PITTSBURGH, PA. – The drug kingpin everyone called "Ali" in the Linmar section of Aliquippa, Pennsylvania was sentenced to 30 years in federal prison last Thursday, but he's likely to get out early because of his cooperation against his underlings in the drug investigation and a related 2006 homicide.
Senior U.S. District Judge Alan Bloch Jr. imposed the sentence on Anthony A. Dorsett, 34, who pleaded guilty in 2009 to running what the judge called a "large-scale" drug ring in Linmar supplied from Detroit and other cities.
Mr. Dorsett refused comment yesterday, but he admitted in court previously that he distributed at least 60 kilograms of cocaine and 10 kilograms of crack from 2003, when he got out of the Beaver County Jail, and 2008, when he was indicted.
Court testimony earlier this week revealed that Mr. Dorsett said he had actually sold twice that amount.
He faced 30 years to life because of the quantity of drugs but Judge Bloch chose the lowest sentence. In addition to the prison term, Mr. Dorsett forfeited numerous properties bought with drug proceeds, although the judge waived an $8 million fine.
The U.S. attorney's office would not comment, nor would Mr. Dorsett's lawyer, but prosecutors are expected to file a "substantial assistance" motion asking Judge Bloch to reduce the sentence as a reward for his cooperation. Such motions are typically filed within a year of sentencing.
Mr. Dorsett, nephew of Dallas Cowboys Hall of Famer Tony Dorsett, has already testified in federal court and on Tuesday fingered three imprisoned ring members for the slaying of Jordan Cain, 20, on Oct. 21, 2006.

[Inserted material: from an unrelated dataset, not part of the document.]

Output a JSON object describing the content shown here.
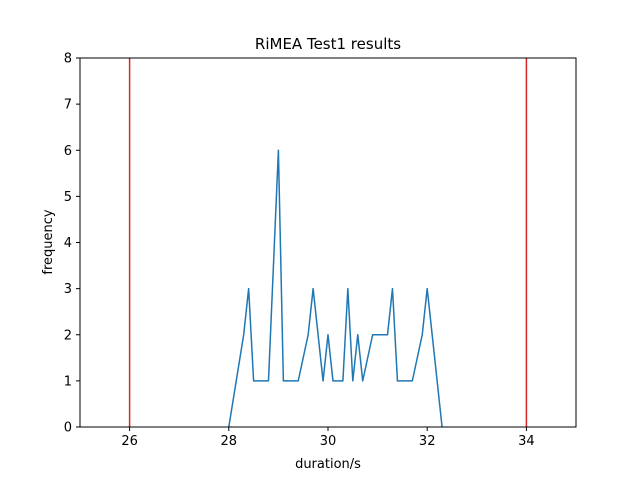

At a preliminary hearing, Mr. Dorsett said his top lieutenant, Billy Love Dawkins Jr., Billy's brother Travon Dawkins and a third man, Rhett Spears, told him that they used an AK-47 and a 9mm pistol to spray a makeshift Gregory Street music studio with at least 30 rounds, killing Mr. Cain as he sat in a chair.
All three had previously pleaded guilty in the drug case and are now awaiting trial in the murder.
The motive for the shooting, according to testimony, was a feud between Mr. Dorsett's Linmar gang and a rival gang from nearby Griffith Heights. Mr. Cain was from Griffith Heights but was not involved in any criminal activity, police said.
The accused gunmen had been indicted three years ago long with Mr. Dorsett and nine others as part of "Operation Enough is Enough," a federal and state investigation spearheaded by TFO Michael Warfield, a Pennsylvania State Police Trooper who is assigned to a federal drug task force with the Pittsburgh District Office of the Drug Enforcement Administration.